MARKS & Spencer, purveyor of food, wine and clothes to the British middle classes, is moving into energy provision.
And it will not be selling any old power. M&S's electricity will not come from coal, nuclear or gas. It will be strictly "green", generated by the hydro electricity stations in the Highlands owned by Perth-based Scottish & Southern Energy.
Un
der the deal announced today, from later this month M&S will use shopping vouchers to lure customers to sign up to its new electricity – and gas – products.
SSE, Britain's largest renewable energy supplier, has agreed that all the electricity going to M&S customers will come from its Scottish hydro generating plants – as it does for under its own "better" plan.
As well as appealing to customers' concerns over the environment, M&S will also give them more straightforward financial rewards.

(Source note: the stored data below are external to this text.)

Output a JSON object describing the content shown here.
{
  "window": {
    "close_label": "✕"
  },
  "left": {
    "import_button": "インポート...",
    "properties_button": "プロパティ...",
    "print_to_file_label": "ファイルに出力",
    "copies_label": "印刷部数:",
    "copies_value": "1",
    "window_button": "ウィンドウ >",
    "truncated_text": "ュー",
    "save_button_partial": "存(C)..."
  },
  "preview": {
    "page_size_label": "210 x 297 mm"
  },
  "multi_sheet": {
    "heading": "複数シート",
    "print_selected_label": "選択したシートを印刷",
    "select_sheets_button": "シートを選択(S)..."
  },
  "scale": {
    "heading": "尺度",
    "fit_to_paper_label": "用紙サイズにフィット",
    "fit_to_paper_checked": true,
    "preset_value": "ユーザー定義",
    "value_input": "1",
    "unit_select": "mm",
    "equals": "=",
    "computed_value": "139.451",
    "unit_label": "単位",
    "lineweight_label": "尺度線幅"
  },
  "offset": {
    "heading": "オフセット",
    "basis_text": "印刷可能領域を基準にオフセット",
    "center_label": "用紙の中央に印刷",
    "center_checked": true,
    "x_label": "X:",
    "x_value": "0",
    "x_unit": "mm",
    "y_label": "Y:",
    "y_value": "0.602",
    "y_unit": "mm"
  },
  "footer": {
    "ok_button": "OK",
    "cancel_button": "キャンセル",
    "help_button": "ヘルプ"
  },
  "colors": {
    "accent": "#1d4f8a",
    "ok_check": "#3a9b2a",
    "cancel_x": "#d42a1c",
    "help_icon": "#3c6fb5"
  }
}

Customers who reduce their annual energy usage by 10 per cent in the first year will receive a £15 M&S voucher and those opting for paperless billing will receive an additional £10 voucher.
New dual-fuel customers – those who sign up to M&S Energy for both electricity and gas accounts – will be given £20 in vouchers for signing up and a further £10 every year they remain a customer.
Customers will also be given advice on how to cut their energy use.
Customers will pay on average £1,196 a year for the standard dual-fuel tariff bill (including VAT) – the same as it costs at SSE.
A spokeswoman for M&S said customers would be offered a single, simple product, in an industry the company itself finds complex.
"We're a big procurer of energy ourselves and we spend a lot of time looking at the market and we find the sector quite complex and confusing, so we want to make it easier for customers."
The services will be available online and in 16 stores from 27 October; by the end of the year M&S expects to be selling the services in 62 stores.
M&S declined to comment on how many customers it was aiming to sign up, but it sold financial service products to 4.5 million customers through M&S Money, which offers services ranging from credit cards to foreign currency.
Perth-based SSE, now Scotland's second largest company by market value, has taken on hundreds of thousands of new customers over the past few years, giving it 8.5 million gas and electricity customers.
"For us its a new and hopefully successful route to market," a spokesman for SSE said. "If you want to continue to grow you've got to be able to find new ways to reach customers."